This is a brief overview of information related to FDA’s approval to market this product. See the links below to the Summary of Safety and Effectiveness Data (SSED) and product labeling for more complete information on this product, its indications for use, and the basis for FDA’s approval.
Product Name: Hoya iSpheric™ Model YA-60BB Intraocular Lens
PMA Applicant: Hoya Surgical Optics, Inc.
Address: 14768 Pipeline Avenue, Chino Hills, CA 91709
Approval Date: September 26, 2008
Approval Letter: http://www.accessdata.fda.gov/cdrh_docs/pdf8/p080004a.pdf
What is it? The Hoya iSpheric™ Model YA-60BB IOL is a plastic lens used to restore vision and replace the natural lens of the eye after it is removed during cataract surgery. A cataract is a gradual thickening, hardening and clouding of the eye's lens, resulting in loss of vision. Cataracts are often the result of aging, but can have other causes.
How does it work? The Hoya iSpheric™ Model YA-60BB IOL acts as a healthy eye lens to correctly focus light on the retina and restore vision.
When is it used? The Hoya iSpheric™ Model YA-60BB IOL is used to restore vision in adult patients who have had a cataract removed.
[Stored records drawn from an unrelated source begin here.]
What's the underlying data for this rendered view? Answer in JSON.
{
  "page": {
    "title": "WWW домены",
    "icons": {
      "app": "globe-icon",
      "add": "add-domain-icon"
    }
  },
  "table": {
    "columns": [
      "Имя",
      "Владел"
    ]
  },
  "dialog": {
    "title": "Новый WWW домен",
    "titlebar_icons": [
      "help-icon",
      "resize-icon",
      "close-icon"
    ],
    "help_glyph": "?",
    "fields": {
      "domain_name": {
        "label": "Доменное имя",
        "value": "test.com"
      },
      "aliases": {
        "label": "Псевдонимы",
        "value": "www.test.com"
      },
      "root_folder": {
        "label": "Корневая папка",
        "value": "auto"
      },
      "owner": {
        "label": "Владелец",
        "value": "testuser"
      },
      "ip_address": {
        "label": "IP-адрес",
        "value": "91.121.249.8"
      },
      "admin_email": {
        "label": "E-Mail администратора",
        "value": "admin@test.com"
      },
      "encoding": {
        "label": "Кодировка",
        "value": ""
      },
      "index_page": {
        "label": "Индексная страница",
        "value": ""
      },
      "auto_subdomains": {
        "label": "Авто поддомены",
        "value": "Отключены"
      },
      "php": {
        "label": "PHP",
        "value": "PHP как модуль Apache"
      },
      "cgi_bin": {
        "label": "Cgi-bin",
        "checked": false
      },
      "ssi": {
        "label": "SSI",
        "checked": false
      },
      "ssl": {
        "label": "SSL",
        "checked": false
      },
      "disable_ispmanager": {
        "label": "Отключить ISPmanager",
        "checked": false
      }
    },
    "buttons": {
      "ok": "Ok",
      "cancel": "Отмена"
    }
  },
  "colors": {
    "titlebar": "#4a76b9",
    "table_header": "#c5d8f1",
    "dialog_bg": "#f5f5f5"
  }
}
What will it accomplish? The Hoya iSpheric™ Model YA-60BB IOL restores mostly distance vision by acting as a substitute for the removed natural lens; however, this artificial lens does not have the ability to focus on near targets (accommodation).
When should it not be used? The Hoya iSpheric™ Model YA-60BB IOL should not be implanted when the IOL may make worse an existing condition, interfere with the diagnosis or the treatment of a condition, or present a risk to the sight of the patient.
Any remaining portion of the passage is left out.